Lipid binding site. (A) Stereoview of the candidate palmitoyl binding groove for the first 11–12 carbons and the pocket for the last 5–4 carbons. The hexadecyl sulfonyl inhibitor is represented as a Corey–Pauling–Koltun space-filling model (C, yellow; O, red; S, green). Side chains lining the groove are shown as ball-and-stick figures (C, yellow; O, red; N, blue). The side chains making up the active site are also shown as ball-and-stick figures with the color scheme similar to that of the residues. The groove surface map is shown in green wire mesh. The residues making up the groove are labeled except for Ile-2250, which cannot be seen because it falls below the inhibitor. The initial 11–12 carbon atoms from the sulfonyl group are solvent-exposed with the 11th and 12th carbon atoms at the mouth of the pocket. (B) A different view of the groove and pocket. The arrows denote the rotations in going from the orientation of the view in A to B. This view shows that most of the fatty acyl chain of hexadecyl inhibitor is exposed to the solvent.

Fig. 6.

Preliminary fit of TE (green backbone trace) and KSI (maroon trace) in the 20-Å resolution cryo-EM mass density. The substructures seen from the density are designated Head, Torso, and Foot. The TE trace fits best in the substructure designated Foot, whereas the KSI backbone trace fit is best in substructure designated Head. The best fit for both KSI and TE is circled in red. The backbone traces of TE and KSI at the bottom of the mass density show less satisfactory fits in the head and foot, respectively.
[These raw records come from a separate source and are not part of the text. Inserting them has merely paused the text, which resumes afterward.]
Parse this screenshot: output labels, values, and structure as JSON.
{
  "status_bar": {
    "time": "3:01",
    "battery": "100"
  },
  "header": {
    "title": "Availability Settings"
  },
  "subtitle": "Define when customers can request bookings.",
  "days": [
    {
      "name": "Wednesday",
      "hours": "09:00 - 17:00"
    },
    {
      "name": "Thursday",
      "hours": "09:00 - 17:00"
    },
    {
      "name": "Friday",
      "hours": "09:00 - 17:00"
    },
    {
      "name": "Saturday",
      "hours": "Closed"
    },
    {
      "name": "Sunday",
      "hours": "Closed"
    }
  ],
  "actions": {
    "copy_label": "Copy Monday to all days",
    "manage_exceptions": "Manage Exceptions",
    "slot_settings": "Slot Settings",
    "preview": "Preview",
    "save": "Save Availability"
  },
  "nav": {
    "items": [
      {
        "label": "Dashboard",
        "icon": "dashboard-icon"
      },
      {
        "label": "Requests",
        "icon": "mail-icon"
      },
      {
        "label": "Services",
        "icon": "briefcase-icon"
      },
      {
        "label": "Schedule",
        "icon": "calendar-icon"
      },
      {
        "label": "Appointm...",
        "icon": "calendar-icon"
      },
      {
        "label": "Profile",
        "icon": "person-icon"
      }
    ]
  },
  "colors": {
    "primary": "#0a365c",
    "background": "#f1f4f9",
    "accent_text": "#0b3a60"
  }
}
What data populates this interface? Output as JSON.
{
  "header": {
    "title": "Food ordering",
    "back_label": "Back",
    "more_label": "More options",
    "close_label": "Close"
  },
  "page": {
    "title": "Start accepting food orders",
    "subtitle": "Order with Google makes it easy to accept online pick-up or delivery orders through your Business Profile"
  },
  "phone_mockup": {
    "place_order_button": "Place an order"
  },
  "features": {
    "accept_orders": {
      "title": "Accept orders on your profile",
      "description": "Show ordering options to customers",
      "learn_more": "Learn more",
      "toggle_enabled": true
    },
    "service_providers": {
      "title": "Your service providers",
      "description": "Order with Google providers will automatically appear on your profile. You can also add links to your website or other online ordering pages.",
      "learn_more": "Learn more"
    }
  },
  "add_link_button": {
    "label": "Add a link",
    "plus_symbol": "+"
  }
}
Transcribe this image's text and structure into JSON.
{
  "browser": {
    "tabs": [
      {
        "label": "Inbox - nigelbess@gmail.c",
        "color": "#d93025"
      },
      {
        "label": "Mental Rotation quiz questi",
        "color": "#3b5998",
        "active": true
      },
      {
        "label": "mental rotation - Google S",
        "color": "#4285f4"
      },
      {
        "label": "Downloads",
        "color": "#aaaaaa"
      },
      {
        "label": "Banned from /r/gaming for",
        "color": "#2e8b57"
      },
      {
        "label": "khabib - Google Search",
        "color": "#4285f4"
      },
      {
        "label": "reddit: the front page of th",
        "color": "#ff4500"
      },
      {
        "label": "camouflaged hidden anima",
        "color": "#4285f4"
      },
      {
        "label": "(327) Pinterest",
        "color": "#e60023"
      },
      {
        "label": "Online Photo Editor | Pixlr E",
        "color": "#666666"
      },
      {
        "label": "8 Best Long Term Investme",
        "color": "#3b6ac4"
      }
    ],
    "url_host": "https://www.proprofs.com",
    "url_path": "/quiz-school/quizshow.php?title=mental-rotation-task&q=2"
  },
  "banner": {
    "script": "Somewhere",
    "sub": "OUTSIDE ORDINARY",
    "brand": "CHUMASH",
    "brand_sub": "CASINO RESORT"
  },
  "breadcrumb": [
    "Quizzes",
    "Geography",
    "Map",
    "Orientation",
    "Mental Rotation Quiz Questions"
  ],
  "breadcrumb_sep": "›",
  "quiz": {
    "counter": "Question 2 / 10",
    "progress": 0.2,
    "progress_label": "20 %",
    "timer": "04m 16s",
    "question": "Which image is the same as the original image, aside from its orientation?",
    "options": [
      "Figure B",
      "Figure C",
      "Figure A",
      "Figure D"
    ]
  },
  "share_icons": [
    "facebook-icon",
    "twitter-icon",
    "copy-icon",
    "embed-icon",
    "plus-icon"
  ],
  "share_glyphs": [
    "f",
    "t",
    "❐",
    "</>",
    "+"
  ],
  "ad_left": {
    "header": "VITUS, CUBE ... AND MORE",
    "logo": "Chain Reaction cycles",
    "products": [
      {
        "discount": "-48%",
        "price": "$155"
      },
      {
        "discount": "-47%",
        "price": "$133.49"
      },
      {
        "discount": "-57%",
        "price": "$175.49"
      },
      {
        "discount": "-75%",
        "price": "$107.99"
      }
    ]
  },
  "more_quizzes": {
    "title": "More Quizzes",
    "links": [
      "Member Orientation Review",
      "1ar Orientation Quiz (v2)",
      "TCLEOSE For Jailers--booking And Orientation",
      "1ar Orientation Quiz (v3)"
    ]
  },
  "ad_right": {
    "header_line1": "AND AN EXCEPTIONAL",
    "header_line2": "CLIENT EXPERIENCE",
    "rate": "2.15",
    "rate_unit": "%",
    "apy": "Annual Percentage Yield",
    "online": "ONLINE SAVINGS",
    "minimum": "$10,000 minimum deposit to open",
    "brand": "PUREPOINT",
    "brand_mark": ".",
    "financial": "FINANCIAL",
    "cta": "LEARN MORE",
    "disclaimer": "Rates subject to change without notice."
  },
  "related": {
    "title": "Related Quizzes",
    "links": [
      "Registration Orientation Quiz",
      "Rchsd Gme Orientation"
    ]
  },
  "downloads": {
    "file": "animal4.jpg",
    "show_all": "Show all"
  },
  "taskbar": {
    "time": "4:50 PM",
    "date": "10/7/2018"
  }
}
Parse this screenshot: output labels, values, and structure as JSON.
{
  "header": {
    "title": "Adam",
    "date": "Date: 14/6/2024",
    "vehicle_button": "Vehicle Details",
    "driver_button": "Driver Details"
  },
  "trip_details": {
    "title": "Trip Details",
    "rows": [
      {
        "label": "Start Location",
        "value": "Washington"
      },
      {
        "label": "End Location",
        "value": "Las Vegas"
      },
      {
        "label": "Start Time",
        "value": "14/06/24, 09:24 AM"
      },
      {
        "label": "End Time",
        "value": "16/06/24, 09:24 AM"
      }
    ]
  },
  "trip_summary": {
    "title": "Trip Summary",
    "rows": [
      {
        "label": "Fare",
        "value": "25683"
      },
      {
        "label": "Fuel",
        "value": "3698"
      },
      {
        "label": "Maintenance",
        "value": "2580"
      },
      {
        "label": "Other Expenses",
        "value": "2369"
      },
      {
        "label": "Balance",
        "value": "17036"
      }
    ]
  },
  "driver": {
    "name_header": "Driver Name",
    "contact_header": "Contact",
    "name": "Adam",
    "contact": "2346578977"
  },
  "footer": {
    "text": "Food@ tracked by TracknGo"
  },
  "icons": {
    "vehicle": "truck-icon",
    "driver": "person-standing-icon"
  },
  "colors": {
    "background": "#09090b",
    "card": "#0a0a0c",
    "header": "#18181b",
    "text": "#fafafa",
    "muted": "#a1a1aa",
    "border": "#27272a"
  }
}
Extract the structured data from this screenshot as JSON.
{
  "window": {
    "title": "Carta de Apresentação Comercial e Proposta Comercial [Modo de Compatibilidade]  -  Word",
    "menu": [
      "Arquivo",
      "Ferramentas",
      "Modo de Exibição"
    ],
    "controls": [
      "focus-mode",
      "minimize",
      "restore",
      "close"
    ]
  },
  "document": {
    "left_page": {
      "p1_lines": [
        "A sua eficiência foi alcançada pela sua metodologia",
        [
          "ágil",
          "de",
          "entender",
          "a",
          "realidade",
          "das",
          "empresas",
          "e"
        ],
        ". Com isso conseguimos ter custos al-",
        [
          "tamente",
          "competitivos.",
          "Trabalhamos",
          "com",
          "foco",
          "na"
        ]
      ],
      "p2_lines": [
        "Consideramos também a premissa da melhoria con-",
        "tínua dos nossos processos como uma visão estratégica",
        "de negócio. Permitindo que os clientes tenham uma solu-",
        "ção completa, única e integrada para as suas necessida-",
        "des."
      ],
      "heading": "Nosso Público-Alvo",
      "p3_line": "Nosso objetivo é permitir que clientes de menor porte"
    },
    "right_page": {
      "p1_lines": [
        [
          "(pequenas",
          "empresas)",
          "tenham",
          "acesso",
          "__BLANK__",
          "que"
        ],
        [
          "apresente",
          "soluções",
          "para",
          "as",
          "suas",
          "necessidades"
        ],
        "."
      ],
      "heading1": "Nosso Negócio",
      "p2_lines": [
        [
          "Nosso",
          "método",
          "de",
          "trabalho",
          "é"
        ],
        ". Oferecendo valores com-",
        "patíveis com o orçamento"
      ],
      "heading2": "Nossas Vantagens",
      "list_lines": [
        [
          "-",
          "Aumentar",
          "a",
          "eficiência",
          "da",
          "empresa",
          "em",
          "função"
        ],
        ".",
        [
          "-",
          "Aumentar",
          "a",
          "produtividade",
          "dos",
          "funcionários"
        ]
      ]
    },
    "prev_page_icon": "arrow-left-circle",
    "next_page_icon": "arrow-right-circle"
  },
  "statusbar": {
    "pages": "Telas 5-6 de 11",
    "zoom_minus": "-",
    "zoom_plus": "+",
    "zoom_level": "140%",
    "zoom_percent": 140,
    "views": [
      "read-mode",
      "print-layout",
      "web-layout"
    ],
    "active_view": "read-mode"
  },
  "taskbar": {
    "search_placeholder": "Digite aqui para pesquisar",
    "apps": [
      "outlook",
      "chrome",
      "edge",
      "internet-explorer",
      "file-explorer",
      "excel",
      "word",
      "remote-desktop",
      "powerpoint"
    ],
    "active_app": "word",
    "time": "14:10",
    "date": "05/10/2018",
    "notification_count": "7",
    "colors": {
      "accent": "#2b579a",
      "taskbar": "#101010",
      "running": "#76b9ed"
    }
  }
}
Based on prior proteolytic digestion experiments of intact FAS, three domains were identified: domain I, which comprises the KS-AT/MT-DH enzyme centers and the linker region; domain II, which comprises the ER-KR-ACP region; and domain III, which is assigned to the TE (1, 2). The Head and Torso substructures, which are essentially coalesced, could correspond to domain I and parts of domain II, and the Foot could represent the rest of domain II and domain III.